Dalam Islam menyelesaikan semua masalah ini tidak cukup dengan memberikan layanan konseling atau sekedar menguatkan sistem perlindungan anak. Tentu, langkah-langkah itu penting sebagai solusi jangka pendek. Namun, jika akar persoalannya tidak disentuh, tragedi yang sama akan terus berulang. Harus dipahami bahwa akar persoalan sebenarnya adalah sistem kapitalisme yang menempatkan keluarga dalam kegiatan ekonomi,, dan psikologis yang luar biasa.
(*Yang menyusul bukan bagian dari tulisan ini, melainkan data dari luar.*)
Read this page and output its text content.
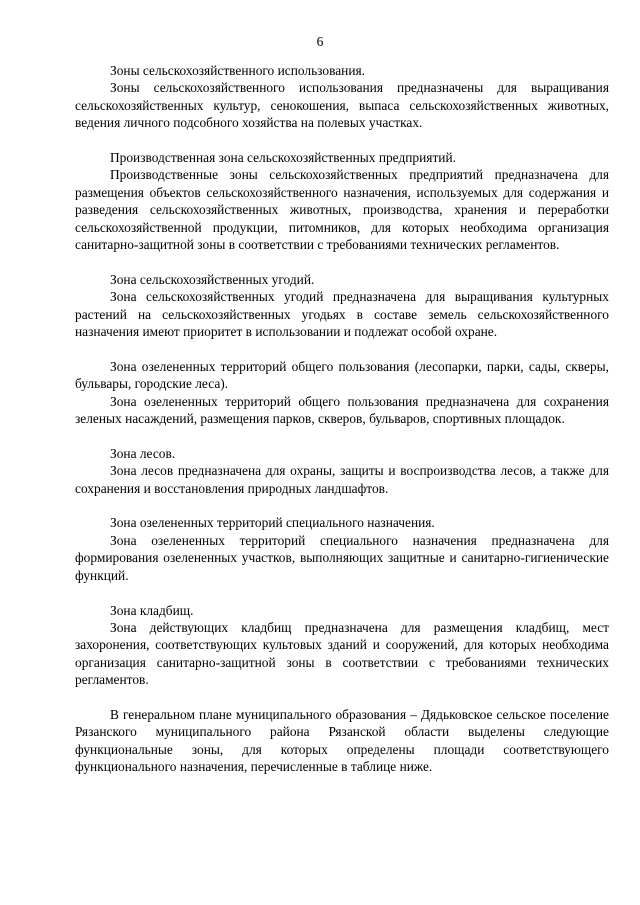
6

Зоны сельскохозяйственного использования.

Зоны сельскохозяйственного использования предназначены для выращивания сельскохозяйственных культур, сенокошения, выпаса сельскохозяйственных животных, ведения личного подсобного хозяйства на полевых участках.

Производственная зона сельскохозяйственных предприятий.

Производственные зоны сельскохозяйственных предприятий предназначена для размещения объектов сельскохозяйственного назначения, используемых для содержания и разведения сельскохозяйственных животных, производства, хранения и переработки сельскохозяйственной продукции, питомников, для которых необходима организация санитарно-защитной зоны в соответствии с требованиями технических регламентов.

Зона сельскохозяйственных угодий.

Зона сельскохозяйственных угодий предназначена для выращивания культурных растений на сельскохозяйственных угодьях в составе земель сельскохозяйственного назначения имеют приоритет в использовании и подлежат особой охране.

Зона озелененных территорий общего пользования (лесопарки, парки, сады, скверы, бульвары, городские леса).

Зона озелененных территорий общего пользования предназначена для сохранения зеленых насаждений, размещения парков, скверов, бульваров, спортивных площадок.

Зона лесов.

Зона лесов предназначена для охраны, защиты и воспроизводства лесов, а также для сохранения и восстановления природных ландшафтов.

Зона озелененных территорий специального назначения.

Зона озелененных территорий специального назначения предназначена для формирования озелененных участков, выполняющих защитные и санитарно-гигиенические функций.

Зона кладбищ.

Зона действующих кладбищ предназначена для размещения кладбищ, мест захоронения, соответствующих культовых зданий и сооружений, для которых необходима организация санитарно-защитной зоны в соответствии с требованиями технических регламентов.

В генеральном плане муниципального образования – Дядьковское сельское поселение Рязанского муниципального района Рязанской области выделены следующие функциональные зоны, для которых определены площади соответствующего функционального назначения, перечисленные в таблице ниже.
Sistem kapitalis sekuler gagal memberikan jaminan hidup yang layak bagi rakyat, gagal melindungi ibu, dan gagal pula menumbuhkan generasi dengan baik, satu-satunya jalan keluar adalah kembali pada sistem Islam yang meletakkan keluarga pada posisi mulia, menjamin kesejahteraan Rakyat, dan melindungi peran ibu sebagai madrasah pertama bagi anak-anaknya. Karena Islam datang dengan sistem yang paripurna. Maka demikianlah solusi tuntas untuk mencegah tragedi hilisida maternal bukan hanya soal memperbaiki individu atau keluarga melainkan mengganti sistem kehidupan yang rusak menjadi sistem yang benar-benar sehat. Yaitu, sistem Islam (Khilafah) yang dipimpin oleh seorang (Khalifah). Insya Allah. Wallahu a’lam bishawab.